Carol Kempfert also sat down for an interview with "Nightline" in 2010, where she denied she fabricated her husband's confession.

"Absolutely not ... I didn't wake up one more morning and say, 'Oh, gee, I think I'll go frame my husband today,'" she said at the time. "I did not, and I will say this again, I did not manufacture nor did I ever tamper with evidence. Ever. And I passed four polygraphs and I'll be happy to take another. But I did not tamper with any evidence."

Kempfert told of how Macumber came home with his clothes covered in blood the night of the murders, and that he later confessed to her as their marriage crumbled.

"It sounds ... ridiculous. But that's, in fact, what happened," she said.

But adding fuel to Ron's belief that his father is innocent, a man named Ernsesto Valenzuela allegedly confessed to three different people that he had committed the murders -- evidence the jury at Macumber's trial never was able to hear.

After Valenzuela died in prison in 1973, his former defense attorney, Tom O'Toole, came forward with his client's confession but the judge ruled it unreliable hearsay, reported The New York Times. O'Toole said attorney-client privilege kept him from presenting Valenzuela's confession until after his death.

In 2009, Macumber and his attorneys petitioned the Arizona Board of Executive Clemency, which in a rare move unanimously recommended his sentence be commuted, saying, "An injustice has been done in Mr.

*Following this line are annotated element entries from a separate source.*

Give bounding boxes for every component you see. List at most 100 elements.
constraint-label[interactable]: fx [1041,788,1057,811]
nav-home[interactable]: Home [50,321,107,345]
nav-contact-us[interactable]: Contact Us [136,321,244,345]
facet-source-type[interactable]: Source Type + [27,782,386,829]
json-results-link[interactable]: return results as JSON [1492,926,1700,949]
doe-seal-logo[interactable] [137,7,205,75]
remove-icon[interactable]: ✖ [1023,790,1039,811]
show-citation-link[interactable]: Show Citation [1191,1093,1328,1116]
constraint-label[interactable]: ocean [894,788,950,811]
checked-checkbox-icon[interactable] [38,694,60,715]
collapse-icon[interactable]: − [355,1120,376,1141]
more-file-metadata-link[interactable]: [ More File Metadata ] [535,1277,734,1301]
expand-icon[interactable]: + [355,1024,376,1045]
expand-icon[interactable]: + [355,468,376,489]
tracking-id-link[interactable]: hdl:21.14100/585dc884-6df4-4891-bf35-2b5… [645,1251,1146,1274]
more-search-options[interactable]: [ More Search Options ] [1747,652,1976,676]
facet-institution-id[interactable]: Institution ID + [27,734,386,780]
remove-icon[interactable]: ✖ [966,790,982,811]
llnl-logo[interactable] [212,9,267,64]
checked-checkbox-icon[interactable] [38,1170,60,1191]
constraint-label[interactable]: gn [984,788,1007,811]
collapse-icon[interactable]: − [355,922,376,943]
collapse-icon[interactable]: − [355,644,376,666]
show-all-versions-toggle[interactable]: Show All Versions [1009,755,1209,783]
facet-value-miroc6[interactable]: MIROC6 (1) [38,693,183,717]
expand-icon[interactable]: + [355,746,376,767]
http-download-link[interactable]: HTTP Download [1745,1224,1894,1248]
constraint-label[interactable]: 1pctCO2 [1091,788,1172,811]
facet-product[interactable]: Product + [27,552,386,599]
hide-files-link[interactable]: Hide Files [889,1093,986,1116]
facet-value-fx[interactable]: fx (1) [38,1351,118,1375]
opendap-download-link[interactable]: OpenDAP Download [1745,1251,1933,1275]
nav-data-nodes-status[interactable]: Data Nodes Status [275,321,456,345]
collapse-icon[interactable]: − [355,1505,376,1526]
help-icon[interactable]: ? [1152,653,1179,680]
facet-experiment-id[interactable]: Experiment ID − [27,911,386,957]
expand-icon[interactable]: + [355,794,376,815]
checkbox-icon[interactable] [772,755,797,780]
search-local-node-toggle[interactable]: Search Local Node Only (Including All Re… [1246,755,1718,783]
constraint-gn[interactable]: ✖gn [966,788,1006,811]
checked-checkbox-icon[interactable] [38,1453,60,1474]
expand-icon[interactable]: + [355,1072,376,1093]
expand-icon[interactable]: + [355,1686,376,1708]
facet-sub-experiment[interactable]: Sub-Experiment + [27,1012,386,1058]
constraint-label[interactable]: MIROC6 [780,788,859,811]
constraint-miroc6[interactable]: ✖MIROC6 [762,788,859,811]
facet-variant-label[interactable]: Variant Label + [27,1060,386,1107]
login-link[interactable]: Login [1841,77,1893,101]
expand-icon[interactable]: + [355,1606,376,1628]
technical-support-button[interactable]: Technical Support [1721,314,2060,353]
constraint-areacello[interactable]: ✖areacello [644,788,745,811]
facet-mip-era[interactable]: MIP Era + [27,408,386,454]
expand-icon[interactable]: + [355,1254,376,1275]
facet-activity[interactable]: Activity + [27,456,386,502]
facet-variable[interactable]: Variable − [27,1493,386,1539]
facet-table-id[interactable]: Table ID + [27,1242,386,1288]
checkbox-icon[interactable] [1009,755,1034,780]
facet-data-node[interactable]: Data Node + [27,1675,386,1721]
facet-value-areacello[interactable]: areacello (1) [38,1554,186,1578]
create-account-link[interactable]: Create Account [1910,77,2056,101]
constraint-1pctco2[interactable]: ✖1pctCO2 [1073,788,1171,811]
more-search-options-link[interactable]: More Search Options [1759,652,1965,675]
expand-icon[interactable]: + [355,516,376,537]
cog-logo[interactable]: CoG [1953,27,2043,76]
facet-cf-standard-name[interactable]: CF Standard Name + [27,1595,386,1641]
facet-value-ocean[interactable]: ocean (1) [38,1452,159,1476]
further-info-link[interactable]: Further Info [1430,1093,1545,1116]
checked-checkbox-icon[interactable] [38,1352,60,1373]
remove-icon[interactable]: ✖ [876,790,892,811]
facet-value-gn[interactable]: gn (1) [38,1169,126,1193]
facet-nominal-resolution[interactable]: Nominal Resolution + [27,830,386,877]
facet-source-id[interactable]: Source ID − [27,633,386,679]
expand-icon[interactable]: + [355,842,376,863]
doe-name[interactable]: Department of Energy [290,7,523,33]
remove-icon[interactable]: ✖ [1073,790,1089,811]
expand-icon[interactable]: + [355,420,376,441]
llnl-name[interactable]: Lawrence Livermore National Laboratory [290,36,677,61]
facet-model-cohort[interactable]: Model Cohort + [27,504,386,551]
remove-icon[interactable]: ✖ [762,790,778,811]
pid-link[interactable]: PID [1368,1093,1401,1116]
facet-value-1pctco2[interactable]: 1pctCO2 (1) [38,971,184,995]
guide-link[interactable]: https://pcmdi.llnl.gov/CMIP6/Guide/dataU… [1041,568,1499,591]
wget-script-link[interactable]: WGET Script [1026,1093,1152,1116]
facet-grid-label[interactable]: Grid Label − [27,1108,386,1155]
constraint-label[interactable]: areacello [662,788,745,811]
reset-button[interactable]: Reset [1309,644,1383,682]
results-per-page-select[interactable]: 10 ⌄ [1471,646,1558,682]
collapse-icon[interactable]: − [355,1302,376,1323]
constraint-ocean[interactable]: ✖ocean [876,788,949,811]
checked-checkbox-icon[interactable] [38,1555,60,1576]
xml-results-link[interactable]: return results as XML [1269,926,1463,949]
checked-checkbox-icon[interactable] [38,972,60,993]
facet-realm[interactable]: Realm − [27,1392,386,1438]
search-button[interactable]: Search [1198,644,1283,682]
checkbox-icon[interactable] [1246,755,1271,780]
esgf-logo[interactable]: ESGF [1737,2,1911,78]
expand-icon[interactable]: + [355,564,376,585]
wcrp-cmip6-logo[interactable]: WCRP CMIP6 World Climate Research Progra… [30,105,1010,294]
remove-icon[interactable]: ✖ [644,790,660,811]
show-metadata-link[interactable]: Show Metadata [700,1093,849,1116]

Macumber's case" and that his wife had "motive, means and opportunity to falsely pin the murders on Mr. Macumber."

Arizona Gov. Jan Brewer denied the recommendation for clemency.


http://gma.yahoo.com/man-jailed-1962-murders-freed-230010818--abc-news-topstories.html

alucard13mmfmj
11-09-2012, 12:29 PM
He is old and life has changed so much before he went to prison. I wonder how can he adapt.